É nesse âmbito de partilha de culturas, tradições e, sim, preocupações que a Comunidade Hindu  de Portugal, juntamente com a Câmara Municipal de Lisboa, organiza um espetáculo solidário no próximo dia 28 de Julho, às 21 horas com o objetivo de angariar fundos que ajudem as vítimas dos incêndios de Pedrógrão Grande, Figueiró dos Vinhos e Castanheira de Pera.
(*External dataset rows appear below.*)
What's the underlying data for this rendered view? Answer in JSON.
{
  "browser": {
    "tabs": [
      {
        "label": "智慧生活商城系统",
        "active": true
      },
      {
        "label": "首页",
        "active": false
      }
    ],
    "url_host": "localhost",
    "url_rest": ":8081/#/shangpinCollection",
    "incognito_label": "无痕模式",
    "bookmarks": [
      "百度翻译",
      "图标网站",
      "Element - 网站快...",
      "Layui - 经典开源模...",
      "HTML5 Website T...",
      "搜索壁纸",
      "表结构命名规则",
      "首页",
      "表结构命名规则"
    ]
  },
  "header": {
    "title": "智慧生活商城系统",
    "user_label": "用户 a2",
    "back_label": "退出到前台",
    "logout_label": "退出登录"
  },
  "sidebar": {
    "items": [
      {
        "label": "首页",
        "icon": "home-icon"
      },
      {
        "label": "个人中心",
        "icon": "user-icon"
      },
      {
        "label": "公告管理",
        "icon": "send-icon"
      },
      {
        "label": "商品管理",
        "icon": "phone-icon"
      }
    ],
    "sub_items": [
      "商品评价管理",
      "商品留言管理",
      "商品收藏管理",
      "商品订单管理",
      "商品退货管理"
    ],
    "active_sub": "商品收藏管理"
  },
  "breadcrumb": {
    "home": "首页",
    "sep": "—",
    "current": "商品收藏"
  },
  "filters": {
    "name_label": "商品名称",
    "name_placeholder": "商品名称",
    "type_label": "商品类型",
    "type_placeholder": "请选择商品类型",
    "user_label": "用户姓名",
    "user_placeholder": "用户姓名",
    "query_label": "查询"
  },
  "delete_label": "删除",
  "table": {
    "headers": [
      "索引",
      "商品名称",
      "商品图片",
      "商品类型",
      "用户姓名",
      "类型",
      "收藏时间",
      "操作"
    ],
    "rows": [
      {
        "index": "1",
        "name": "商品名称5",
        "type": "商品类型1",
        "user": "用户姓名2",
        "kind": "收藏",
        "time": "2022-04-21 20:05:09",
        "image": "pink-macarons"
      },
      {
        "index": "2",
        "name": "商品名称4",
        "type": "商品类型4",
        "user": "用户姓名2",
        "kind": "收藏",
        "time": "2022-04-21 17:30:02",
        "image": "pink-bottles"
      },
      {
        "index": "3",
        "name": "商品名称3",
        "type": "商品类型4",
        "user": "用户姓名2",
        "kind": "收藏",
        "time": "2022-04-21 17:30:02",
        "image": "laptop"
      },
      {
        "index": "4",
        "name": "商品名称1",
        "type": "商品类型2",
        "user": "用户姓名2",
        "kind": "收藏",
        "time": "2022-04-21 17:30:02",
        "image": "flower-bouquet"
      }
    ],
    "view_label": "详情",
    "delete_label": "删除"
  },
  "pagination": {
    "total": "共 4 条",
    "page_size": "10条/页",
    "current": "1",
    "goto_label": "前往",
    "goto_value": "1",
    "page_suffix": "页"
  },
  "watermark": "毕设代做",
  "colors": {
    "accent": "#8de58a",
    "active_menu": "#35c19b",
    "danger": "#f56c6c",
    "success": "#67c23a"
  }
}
O donativo de entrada custa 10 euros e, além de ser um contributo precioso para quem tanto precisa, é a oportunidade de ver um espetáculo que aproxima a cultura portuguesa da hindu: atuações culturais indianas, o rancho folclórico Casa do Minho, o coral orquestral Omkara e Paco Bandeira. Um alinhamento que reflete a proximidade entre duas culturas historicamente irmãs e que prova a total integração da comunidade hindu no nosso país.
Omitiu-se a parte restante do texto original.